Retiree Ruth finds fulfilment in volunteering

When Ruth Lynam sold her Bed and Breakfast more than two years ago with plans to retire, she soon realised that the quiet life was not something she had envisioned for herself.

“I’m a people person,” Ruth said. “I can’t handle not interacting with people and I just like helping people. I still have clients who ring me on my mobile and want to book in with me at the bed and breakfast, and they’re sad to hear I’ve closed. That’s how much I love interacting with people.

“I’ve been working in catering and have worked with people most of my life, so to just stop wasn’t something that was easy for me.”

Relocating to Albany from Armadale with her husband – who is also retired – it was by chance that Ruth stumbled upon the opportunity to volunteer at Juniper Korumup Residential Aged Care Home after reuniting with a former bed and breakfast guest who happened to work in administration at the home.

“I caught up with Jackie for a coffee and she suggested I come and volunteer and help out with some admin,” she said. “So I thought, why not?”

“It makes me feel good that I help somebody.” Juniper volunteer Ruth Lynam

More than 12 months on, Ruth has become a huge part of the Juniper Korumup family, volunteering two days a week, assisting in admin and giving one-on-one time with residents.

“Each time I’m in, in the morning I will walk around the dining room, chat to people, and if there is a new face I make sure to say hi and get to know them,” Ruth said.

“Or if I see someone is looking sad, I will go and have a coffee with them and listen.”

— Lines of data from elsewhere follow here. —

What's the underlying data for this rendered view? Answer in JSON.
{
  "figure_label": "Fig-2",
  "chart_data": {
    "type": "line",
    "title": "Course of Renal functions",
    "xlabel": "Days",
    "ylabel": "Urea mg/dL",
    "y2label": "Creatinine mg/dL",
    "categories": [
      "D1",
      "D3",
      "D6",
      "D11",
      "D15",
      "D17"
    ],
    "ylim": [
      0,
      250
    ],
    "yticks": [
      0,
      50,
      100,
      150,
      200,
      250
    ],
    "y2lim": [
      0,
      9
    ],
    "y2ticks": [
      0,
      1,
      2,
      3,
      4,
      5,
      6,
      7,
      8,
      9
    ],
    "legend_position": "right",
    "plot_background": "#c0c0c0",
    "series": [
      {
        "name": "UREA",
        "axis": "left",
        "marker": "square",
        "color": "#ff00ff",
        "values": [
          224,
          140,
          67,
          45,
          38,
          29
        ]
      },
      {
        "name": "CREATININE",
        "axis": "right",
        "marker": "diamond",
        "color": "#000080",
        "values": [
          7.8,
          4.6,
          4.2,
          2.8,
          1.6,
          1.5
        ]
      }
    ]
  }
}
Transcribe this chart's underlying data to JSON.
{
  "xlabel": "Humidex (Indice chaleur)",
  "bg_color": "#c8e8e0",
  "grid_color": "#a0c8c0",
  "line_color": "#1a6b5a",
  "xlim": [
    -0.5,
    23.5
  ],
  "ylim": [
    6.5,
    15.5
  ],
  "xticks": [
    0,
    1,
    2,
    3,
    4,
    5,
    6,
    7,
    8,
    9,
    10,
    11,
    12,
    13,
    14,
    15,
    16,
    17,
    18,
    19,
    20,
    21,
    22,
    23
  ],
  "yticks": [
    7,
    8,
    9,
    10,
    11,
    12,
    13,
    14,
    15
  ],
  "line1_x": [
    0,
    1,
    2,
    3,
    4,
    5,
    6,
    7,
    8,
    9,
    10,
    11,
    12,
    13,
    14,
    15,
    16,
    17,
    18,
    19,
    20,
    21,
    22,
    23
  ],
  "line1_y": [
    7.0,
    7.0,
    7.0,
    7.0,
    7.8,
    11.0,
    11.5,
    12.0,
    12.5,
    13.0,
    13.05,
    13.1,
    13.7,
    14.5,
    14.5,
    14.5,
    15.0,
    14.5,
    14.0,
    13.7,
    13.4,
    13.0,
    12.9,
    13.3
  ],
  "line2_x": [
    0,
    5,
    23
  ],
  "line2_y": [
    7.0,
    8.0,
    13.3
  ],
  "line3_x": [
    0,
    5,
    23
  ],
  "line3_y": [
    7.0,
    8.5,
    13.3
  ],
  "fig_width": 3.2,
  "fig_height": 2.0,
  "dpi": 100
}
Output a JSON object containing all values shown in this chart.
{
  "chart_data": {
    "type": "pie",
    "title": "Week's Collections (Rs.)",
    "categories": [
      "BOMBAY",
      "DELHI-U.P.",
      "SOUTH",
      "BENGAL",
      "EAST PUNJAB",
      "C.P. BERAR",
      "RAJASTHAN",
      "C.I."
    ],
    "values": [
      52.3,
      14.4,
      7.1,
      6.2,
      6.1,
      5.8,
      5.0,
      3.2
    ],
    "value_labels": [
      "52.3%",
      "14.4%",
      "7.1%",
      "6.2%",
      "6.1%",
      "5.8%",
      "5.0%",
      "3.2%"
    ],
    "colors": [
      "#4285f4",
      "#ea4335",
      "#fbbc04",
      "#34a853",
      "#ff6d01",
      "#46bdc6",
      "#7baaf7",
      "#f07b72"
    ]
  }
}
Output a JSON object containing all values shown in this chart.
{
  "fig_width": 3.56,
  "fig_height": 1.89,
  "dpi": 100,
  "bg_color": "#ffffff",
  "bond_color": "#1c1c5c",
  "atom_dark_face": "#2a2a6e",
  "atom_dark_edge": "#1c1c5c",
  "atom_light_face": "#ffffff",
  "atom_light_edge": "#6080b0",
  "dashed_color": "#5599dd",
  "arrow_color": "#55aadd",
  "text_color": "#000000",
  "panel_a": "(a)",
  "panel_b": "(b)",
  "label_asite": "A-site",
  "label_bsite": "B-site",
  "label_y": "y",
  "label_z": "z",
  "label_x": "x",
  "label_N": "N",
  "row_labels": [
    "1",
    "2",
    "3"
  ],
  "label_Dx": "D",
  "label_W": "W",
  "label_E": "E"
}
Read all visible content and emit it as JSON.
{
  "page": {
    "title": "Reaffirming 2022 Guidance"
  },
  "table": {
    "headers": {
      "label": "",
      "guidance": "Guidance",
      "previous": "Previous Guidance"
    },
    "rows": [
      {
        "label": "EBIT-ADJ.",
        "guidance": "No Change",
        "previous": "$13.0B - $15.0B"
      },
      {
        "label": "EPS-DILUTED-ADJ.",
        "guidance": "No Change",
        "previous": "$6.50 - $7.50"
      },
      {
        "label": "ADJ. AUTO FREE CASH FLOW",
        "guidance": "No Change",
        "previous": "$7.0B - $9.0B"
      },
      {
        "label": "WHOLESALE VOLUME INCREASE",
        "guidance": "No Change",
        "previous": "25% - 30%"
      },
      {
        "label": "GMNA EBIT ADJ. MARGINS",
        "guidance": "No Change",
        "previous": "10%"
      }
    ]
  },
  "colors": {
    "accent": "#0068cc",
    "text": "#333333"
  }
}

Ruth said volunteering was not only a way for her to give back to others, but also filled her with joy and gave her a sense of purpose.

“It makes me feel good that I help somebody,” she said.

“I think volunteering, especially in aged care, is so important. Residents have a lot of life experience they can share with us, and we can give them some encouragement, and talk to them about what’s on their mind and help put a more positive light on things.

“Some residents don’t often have visitors, so me being there it’s about giving them that personal contact and listening to them.”